Sunday 2 March 2008

The tale of Open Heart Surgery


OHS is a very fat woodpigeon. Last year, he was nearly a late woodpigeon. I was hard at work at my computer upstairs when I heard thumping sounds from down below. I knew my partner was out so, fearing burglars, I crept downstairs to be confronted by a living room full of blood and feathers. A bloodstained cat was staring at me, while a blood-dripping pigeon was perched on the back of the sofa, watching morning telly. The thumps were the sounds of said pigeon having been dragged through the catflap in the jaws of Flad the Impaler (Flad, short for Flathead, the cat's congenital deformity that probably accounts for its lack of brainpower).

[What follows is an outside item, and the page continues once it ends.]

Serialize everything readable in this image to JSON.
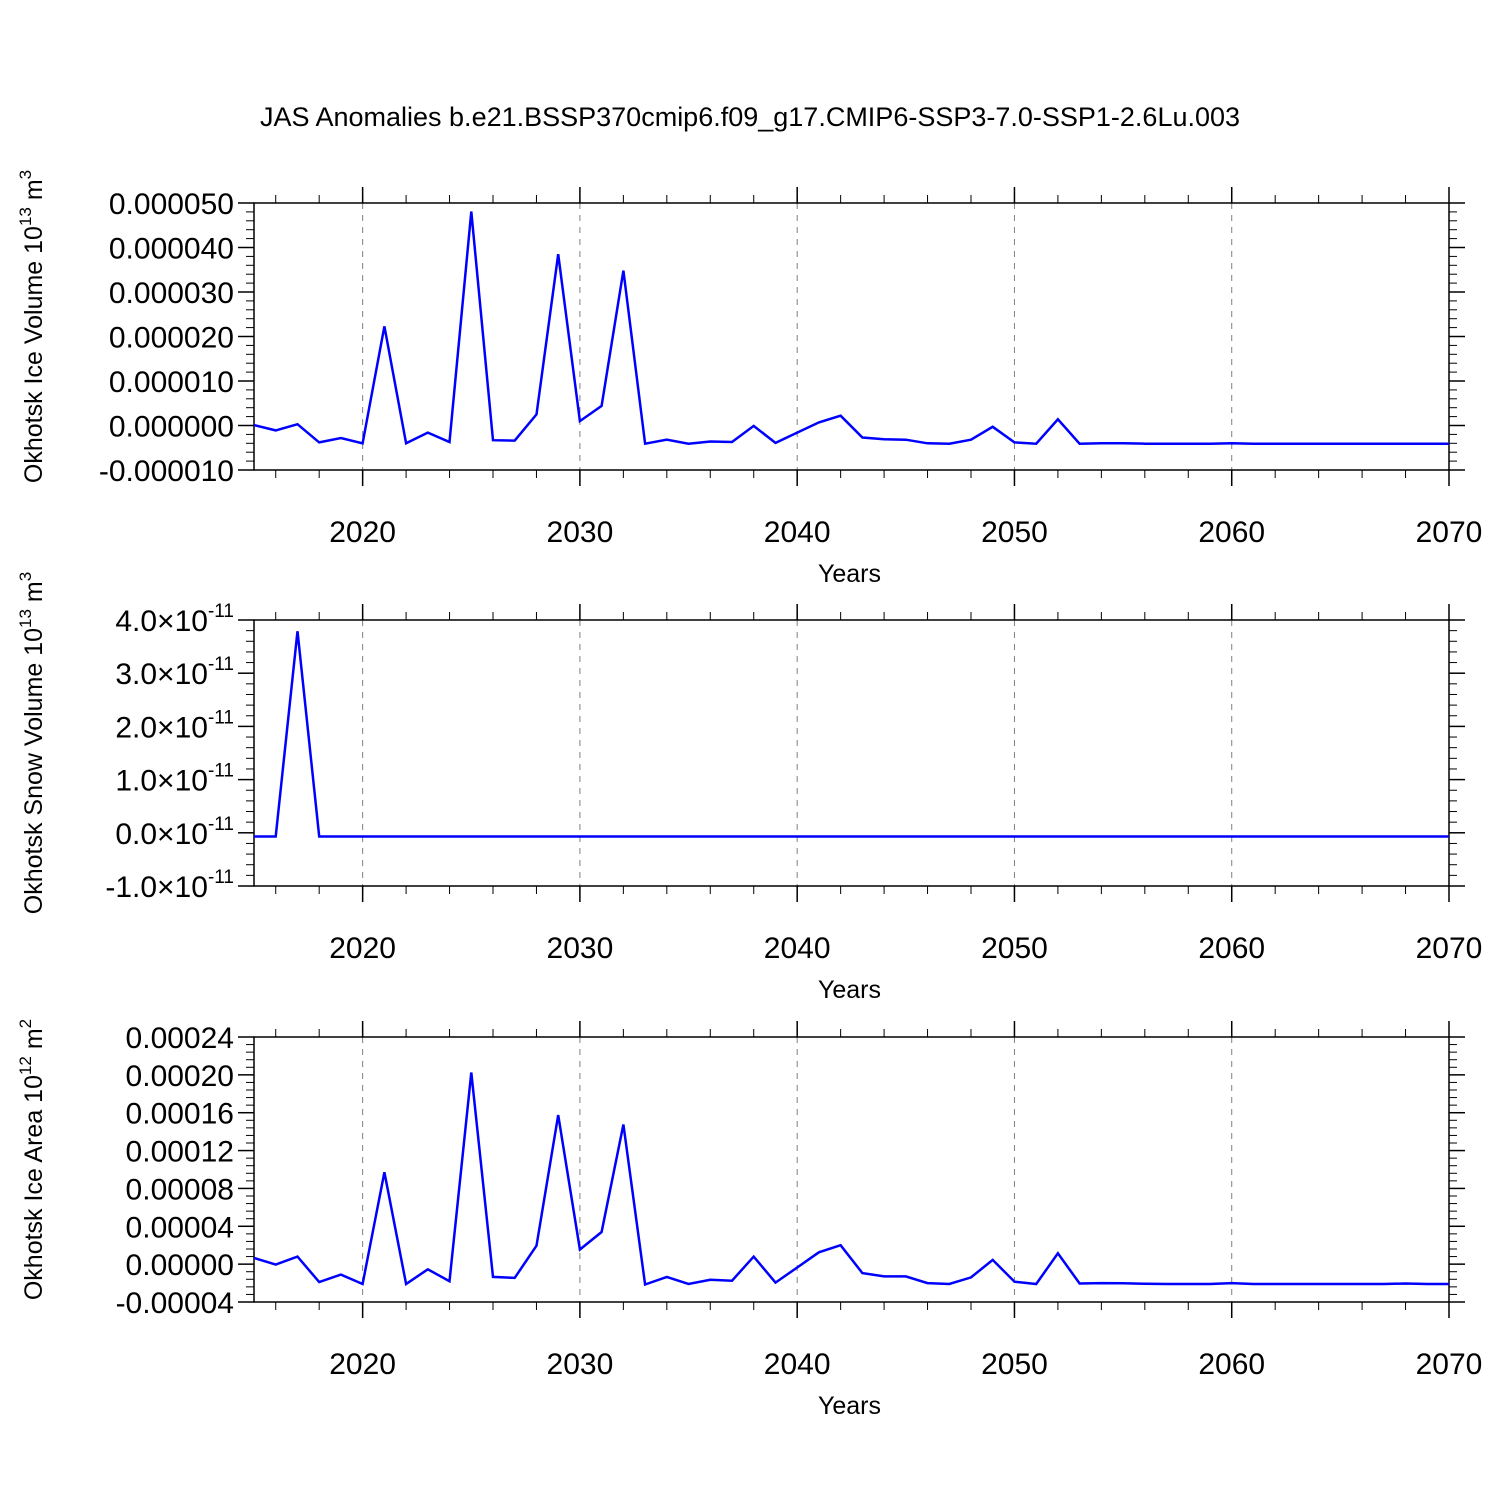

The first thing I did was shoo the cat into the kitchen and close the doors. I didn't know which of the two creatures was more injured. I thought Flad might have been gored by the pigeon's beak. As it turned out, it was pigeon blood that stained his white chest.

The poor pigeon was in a bad way. Its chest was ripped open and I didn't think it would survive. I crept quietly out, to give it some calm moments, and rang my partner, who laughed uproariously when I told him to drop the kitchen-fitting work he was doing and come home immediately because the place was like a slaughterhouse and there was a dismembered pigeon watching To Buy or Not to Buy.

He threw a towel over the pigeon and gently carried it out, releasing it at the bottom of the garden while I shouted at the cat. I swept up the feathers, he mopped up the blood and we laid bets on the pigeon's survival.

Well, survive it did, complete with a scar down its chest that looked as if it had had a heart transplant, hence its name, Open Heart Surgery. Perhaps it, like the cat, had sustained brain damage because it became ridiculously tame, hopping up onto the deck even Flad was lying there dozing. OHS has now become King of the Garden, top pigeon, apart from a few weeks when a younger, sleeker one with an oddly curved beak and a ruddy chest bossed OHS around. The usurper has now been seen off and OHS and his docile mate are around every day, OHS getting fatter all the time. He waddles now. I fear he will soon get so obese that he will be unable to fly. Then it will be time for pigeon pie and I may even give Flad a tasty reminder. No, not really. OHS is too special to cook. When his time comes and he plummets from his perch in the oak tree like a feathered football, he will get a burial at the bottom of the garden, next to Flad's last victim, the thrush. I shall play The Last (Pigeon) Post on my old school recorder and place him in the earth to the tune of Mouldy Old Dough by Lieutenant Pigeon, of course.